M Night Shyamalan’s The Lady in the Water

I really liked M Night Shyamalan’s The Sixth Sense. It was a genuinely spooky film that managed to be more than just spooky. Unbreakable seemed a bit too much like a short film idea spun out to feature film length. Signs was downright contrived, a major disappointment. The Village was good, but mainly because it worked as a drama, not because of the twist at the end which was surely obvious to anyone who’s read even a handful of science fiction stories. The Lady in the Water is his latest effort and, well, I was determined to give it a good go. I knew it had taken a critical mauling, but most of what I heard was, it seemed to me, simply down to embarrassment at the rather childish nomenclature the film uses — it’s about a man who discovers a narf (a sort of inspirational water nymph) living in the pool of the apartment block he caretakes. Narf is a naff word, as is scrunt, the monster out to get the narf, which seems to be a cross between a jackal and a patch of turf. But I thought I could overlook these rather clunky words — they were supposed to be from a child’s bedtime story, after all — because The Lady in the Water isn’t just about narfs and scrunts, it’s about the adults who find themselves caught up in this child’s bedtime story, and I thought that provided an opportunity for Shyamalan to say something interesting about the shape life takes.


Only, (to kill the suspense), he didn’t.

The film had its good points — mostly thanks to the acting, with Paul Giamatti (playing the caretaker Cleveland Heep), managing to bring his personal story to a genuinely emotional climax, and Bob Balaban, as the film critic, whose deadpan humourlessness was absolutely hilarious.

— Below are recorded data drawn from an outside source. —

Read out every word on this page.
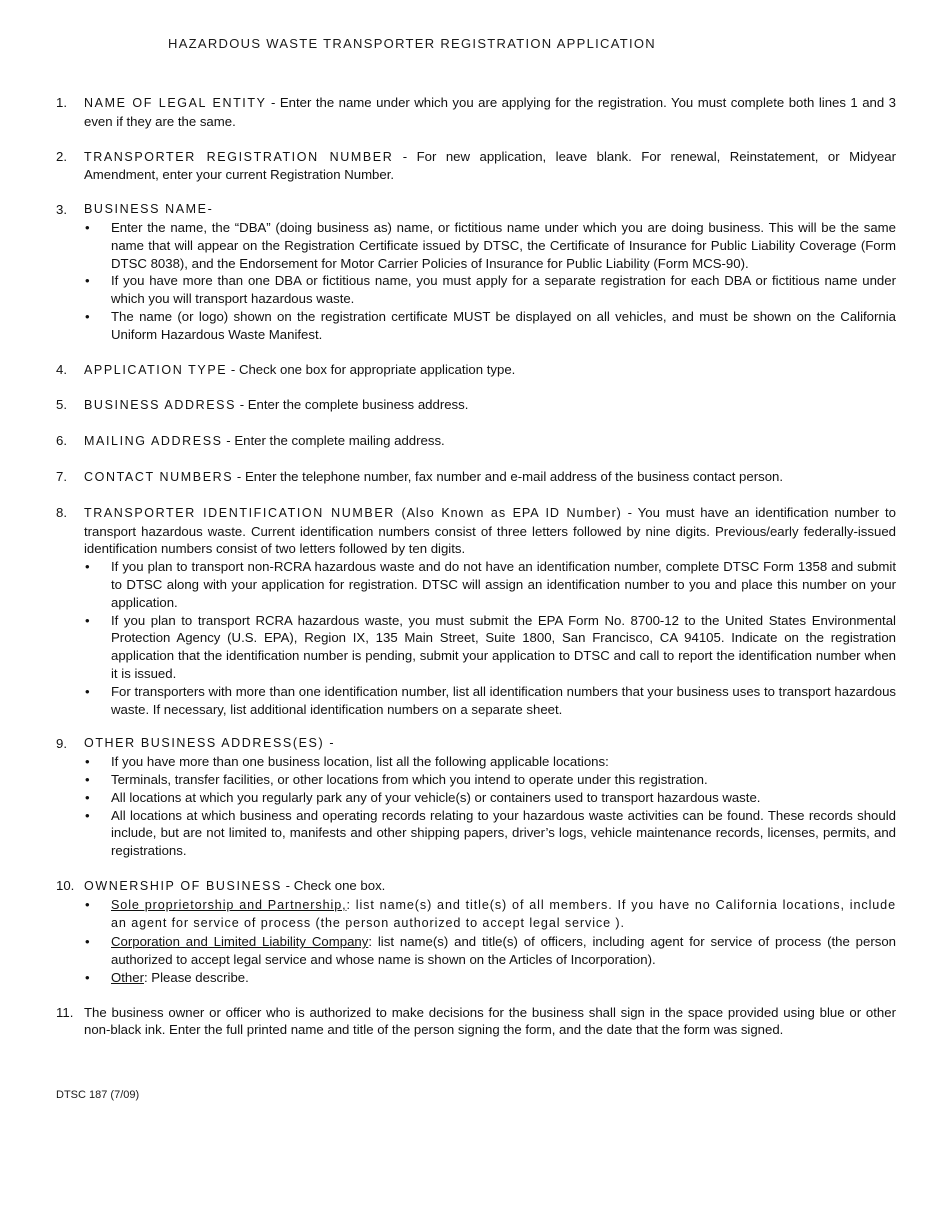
HAZARDOUS WASTE TRANSPORTER REGISTRATION APPLICATION
1.	NAME OF LEGAL ENTITY - Enter the name under which you are applying for the registration. You must complete both lines 1 and 3 even if they are the same.
2.	TRANSPORTER REGISTRATION NUMBER - For new application, leave blank. For renewal, Reinstatement, or Midyear Amendment, enter your current Registration Number.
3.	BUSINESS NAME-
• Enter the name, the “DBA” (doing business as) name, or fictitious name under which you are doing business. This will be the same name that will appear on the Registration Certificate issued by DTSC, the Certificate of Insurance for Public Liability Coverage (Form DTSC 8038), and the Endorsement for Motor Carrier Policies of Insurance for Public Liability (Form MCS-90).
• If you have more than one DBA or fictitious name, you must apply for a separate registration for each DBA or fictitious name under which you will transport hazardous waste.
• The name (or logo) shown on the registration certificate MUST be displayed on all vehicles, and must be shown on the California Uniform Hazardous Waste Manifest.
4.	APPLICATION TYPE - Check one box for appropriate application type.
5.	BUSINESS ADDRESS - Enter the complete business address.
6.	MAILING ADDRESS - Enter the complete mailing address.
7.	CONTACT NUMBERS - Enter the telephone number, fax number and e-mail address of the business contact person.
8.	TRANSPORTER IDENTIFICATION NUMBER (Also Known as EPA ID Number) - You must have an identification number to transport hazardous waste. Current identification numbers consist of three letters followed by nine digits. Previous/early federally-issued identification numbers consist of two letters followed by ten digits.
• If you plan to transport non-RCRA hazardous waste and do not have an identification number, complete DTSC Form 1358 and submit to DTSC along with your application for registration. DTSC will assign an identification number to you and place this number on your application.
• If you plan to transport RCRA hazardous waste, you must submit the EPA Form No. 8700-12 to the United States Environmental Protection Agency (U.S. EPA), Region IX, 135 Main Street, Suite 1800, San Francisco, CA 94105. Indicate on the registration application that the identification number is pending, submit your application to DTSC and call to report the identification number when it is issued.
• For transporters with more than one identification number, list all identification numbers that your business uses to transport hazardous waste. If necessary, list additional identification numbers on a separate sheet.
9.	OTHER BUSINESS ADDRESS(ES) -
• If you have more than one business location, list all the following applicable locations:
• Terminals, transfer facilities, or other locations from which you intend to operate under this registration.
• All locations at which you regularly park any of your vehicle(s) or containers used to transport hazardous waste.
• All locations at which business and operating records relating to your hazardous waste activities can be found. These records should include, but are not limited to, manifests and other shipping papers, driver’s logs, vehicle maintenance records, licenses, permits, and registrations.
10. OWNERSHIP OF BUSINESS - Check one box.
• Sole proprietorship and Partnership,: list name(s) and title(s) of all members. If you have no California locations, include an agent for service of process (the person authorized to accept legal service ).
• Corporation and Limited Liability Company: list name(s) and title(s) of officers, including agent for service of process (the person authorized to accept legal service and whose name is shown on the Articles of Incorporation).
• Other: Please describe.
11. The business owner or officer who is authorized to make decisions for the business shall sign in the space provided using blue or other non-black ink. Enter the full printed name and title of the person signing the form, and the date that the form was signed.
DTSC 187 (7/09)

Things started to go wrong for me near the start, though, when Bryce Dallas Howard’s tendency to deliver all her lines by in-breath alone meant I had to turn on the subtitles to understand what she was saying. (Thankfully, she later resorted to sign language, though only for reasons of convoluting an already over-complicated plot.)

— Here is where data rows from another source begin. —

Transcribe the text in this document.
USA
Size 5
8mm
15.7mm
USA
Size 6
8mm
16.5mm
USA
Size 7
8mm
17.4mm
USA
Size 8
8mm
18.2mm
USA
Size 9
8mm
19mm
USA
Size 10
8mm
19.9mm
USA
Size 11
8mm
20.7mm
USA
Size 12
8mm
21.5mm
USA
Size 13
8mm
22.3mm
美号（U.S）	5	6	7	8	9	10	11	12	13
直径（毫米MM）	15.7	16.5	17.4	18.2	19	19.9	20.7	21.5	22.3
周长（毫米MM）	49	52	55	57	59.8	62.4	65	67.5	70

What I really didn’t like about the film, though, was that Shyamalan failed to say that interesting thing I was expecting him to say. The possibility was there, I thought, that by bringing adult characters into a child’s bedtime story, he might say something about the gap between the meaningful form we expect life to take (as embodied by children’s stories) and the actual result we find ourselves living as adults — something of a mess, with hints of meaningfulness every now and then, but so much superfluity and inconsequentiality that we quickly realise life isn’t anything so simplistic as a bedtime story. But instead of raising the idea of story to the level of his adult characters, Shyamalan instead lowered his supposedly adult characters to the level of a child’s bedtime story by imposing on them a tremendously naive idea of what it means to have “a purpose” in life. Rather as in Signs, Shyamalan seems to think that having “a purpose” means that, at some point in your life, all your personal peculiarities and foibles will come together to make you play some perfect (though most probably minor) role in a story. But this, to me, is a horrible idea — that all your life is a preparation for some tiny part in someone else’s story, after which — what, you retire to the coast and take up gardening? Surely human life is more meaningful than that!

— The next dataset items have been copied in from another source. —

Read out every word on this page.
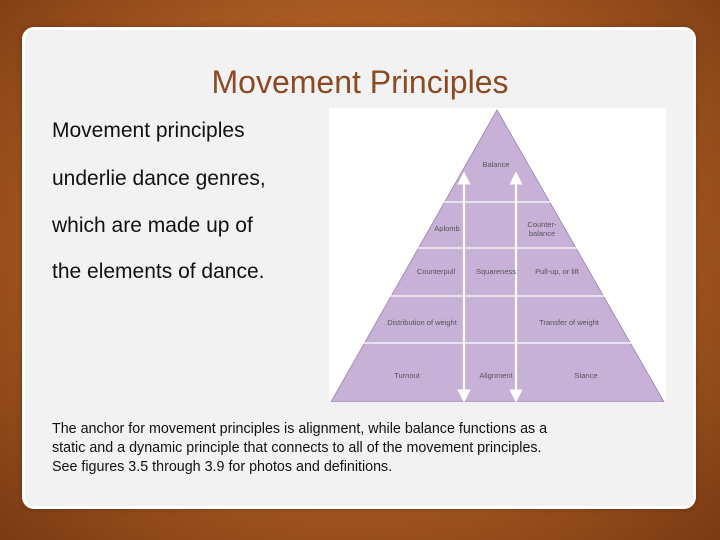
Movement Principles
Movement principles
underlie dance genres,
which are made up of
the elements of dance.
Balance
Aplomb	Counter-
balance
Counterpull	Squareness	Pull-up, or lift
Distribution of weight	Transfer of weight
Turnout	Alignment	Stance
The anchor for movement principles is alignment, while balance functions as a
static and a dynamic principle that connects to all of the movement principles.
See figures 3.5 through 3.9 for photos and definitions.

All the way through the film I was hoping its characters would wake up to how simplistic (and imprisoning, even dehumanising) their idea of “purpose” was. Instead, whenever anything went wrong they’d reshuffle their roles like a pack of cards, then try the same approach till it worked. In other words, they learned nothing.

I’ll probably still go and see Shyamalan’s next film. He’s at least creatively individual enough to be interesting, even if he doesn’t always succeed. It at least feels as though he’s trying, which is something Hollywood rarely seems to do.